Correction: A previous version of this column incorrectly stated that the pilot project could be run continuously. The project has a set timeframe running from Jan. 5 through Feb. 28.
The city of Eugene’s largest source of climate-warming emissions isn’t a factory or power plant. It’s the methane gas boilers on the University of Oregon campus. And after a new surprise agreement with our public electric utility, Eugene Water & Electric Board, this pollution could get even worse.
It’s a striking contradiction: UO, a public university with one of the best environmental programs in the country, teaches thousands of students every year about the catastrophic impacts of climate change — in classrooms heated by the city’s largest source of climate pollution. How could the university that taught us about climate impacts be so slow to act on its own emissions?
In 2017, students with the Climate Justice League formed the CAP the Carbon Campaign to push UO officials to come up with plans to reach its goal of carbon neutrality by 2050 by, in part, replacing the polluting gas boilers with more efficient electric alternatives. Initially resistant, UO administrators eventually agreed to update its Climate Action Plan and commit to a feasibility study on “low carbon heating.”
By 2022, the university launched a Thermal Task Force with administrators, faculty experts and community members, looking at the results of the study and considering the options to transition the system off of fossil fuels. There was overwhelming community support for the transition, which included dozens of organizations and elected officials.
In the spring of 2024, after multiple years of deliberation and stakeholder conversations, and with widespread community support for decarbonization, the task force provided a final recommendation to the UO Board of Trustees to move forward with the replacement of one of the gas boilers with a carbon-free alternative.
And then: Nothing happened.
Despite all the advocacy of the community, the technical work of university staff and the time spent studying the various options by the Thermal Task Force, the university took no action and the boilers kept polluting.
Then, just a few weeks ago, students discovered that the UO had entered into a “pilot project” with EWEB to turn on a largely unused additional gas turbine, in order to sell fossil fuel-generated electricity to the utility. This pilot project was initiated by both public entities with barely any notice provided to students, ratepayers or the community at large, and no opportunity for public comment. And to make things worse, the project’s effects on climate and air pollution are huge.
The generator would increase its fossil fuel use by 65 percent if the boilers were run regularly. With the current emissions of the boiler facilities at over 20,000 metric tons of CO2 equivalent a year, we could assume that these emissions would exceed 30,000 tons under that scenario, the equivalent of the emissions of 6,998 gasoline-powered passenger vehicles driven for one year.

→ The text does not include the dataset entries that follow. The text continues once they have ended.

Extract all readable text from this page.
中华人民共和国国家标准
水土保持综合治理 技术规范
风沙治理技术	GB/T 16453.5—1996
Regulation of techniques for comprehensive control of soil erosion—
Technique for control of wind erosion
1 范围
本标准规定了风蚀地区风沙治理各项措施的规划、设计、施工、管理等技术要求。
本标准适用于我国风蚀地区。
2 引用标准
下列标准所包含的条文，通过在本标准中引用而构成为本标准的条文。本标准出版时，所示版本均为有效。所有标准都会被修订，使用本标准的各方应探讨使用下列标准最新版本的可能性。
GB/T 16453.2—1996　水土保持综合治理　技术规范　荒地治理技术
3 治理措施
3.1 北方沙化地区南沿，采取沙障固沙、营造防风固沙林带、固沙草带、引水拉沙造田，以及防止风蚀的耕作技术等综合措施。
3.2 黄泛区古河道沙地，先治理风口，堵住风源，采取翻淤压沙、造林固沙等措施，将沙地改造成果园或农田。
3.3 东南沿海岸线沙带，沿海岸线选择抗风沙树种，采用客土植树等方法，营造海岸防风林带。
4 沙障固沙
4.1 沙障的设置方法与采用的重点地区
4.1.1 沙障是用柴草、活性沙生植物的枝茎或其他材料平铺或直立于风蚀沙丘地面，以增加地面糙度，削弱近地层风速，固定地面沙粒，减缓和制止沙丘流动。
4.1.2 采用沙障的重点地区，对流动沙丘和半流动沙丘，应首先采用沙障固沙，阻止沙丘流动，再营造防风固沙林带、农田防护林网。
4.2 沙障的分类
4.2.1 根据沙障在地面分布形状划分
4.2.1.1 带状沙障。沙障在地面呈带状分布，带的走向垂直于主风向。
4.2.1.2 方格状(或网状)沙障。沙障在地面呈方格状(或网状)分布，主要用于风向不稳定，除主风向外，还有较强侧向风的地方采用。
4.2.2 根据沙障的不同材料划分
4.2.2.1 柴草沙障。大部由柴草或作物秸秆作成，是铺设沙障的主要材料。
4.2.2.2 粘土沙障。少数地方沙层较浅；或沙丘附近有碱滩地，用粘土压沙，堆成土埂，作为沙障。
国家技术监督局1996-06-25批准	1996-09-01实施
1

Beyond climate pollution, the pilot will also significantly increase the already significant air pollution emitted by the boiler facility, as burning methane gas releases toxic byproducts into the air, including particulates (PM2.5) and nitrogen oxides (NOx) and has significant impacts on public health. According to the EPA CO-Benefits Risk Assessment Health Impacts Screening and Mapping Tool, using pollution data provided by Lane Regional Air Protection Agency, business-as-usual use of the boilers generates over 14 tons of health-harming nitrogen oxides pollution annually, and costs Lane County an average of $190,000 per year in public health impacts. If we assumed a rough increase in air pollution parallel to the proposed pilot’s 65% increase in fossil fuels used at the facility were it run continuously, the air pollution costs would increase to $313,500 annually.
This pilot not only pollutes our air and contradicts past UO climate plans, it conflicts with the city of Eugene’s Climate Recovery Ordinance, which calls for a 50% reduction in communitywide fossil fuel use by 2030, and EWEB’s Strategic Direction Policy 15, which sets a goal of 95% of the electricity the utility provides coming from carbon-free sources by 2030.
While EWEB claims that this project is necessary to avoid “rolling blackouts” and to address a projected power gap, there is nothing in their regional report that supports the claim. In their own recent press release, EWEB acknowledges that using low-cost hydropower is helping keep up reliability better than methane gas can. And to add insult to injury, a recent analysis by Gridlab found that many of the assumptions about increased energy demand in the northwest that EWEB is relying on to justify this project are overhyped and not supported by the data.
So instead of reducing energy demand by using more efficient technology and cleaning up local pollution, UO and EWEB have unilaterally decided to disregard close to a decade of community engagement, research and advocacy in order to massively ramp up fossil fuel use in our town — climate goals be damned — with a complete lack of accountability to the public and with no logical justification.
We are calling on the EWEB Board and the UO Board of Trustees to immediately cancel this pilot project. As our community directly experiences the impacts of the climate crisis, steps must be taken now to implement the recommendations of the UO’s own Thermal Task Force to begin UO’s transition off of fossil fuels, and to work with students, alumni, faculty and community groups to build the clean energy future.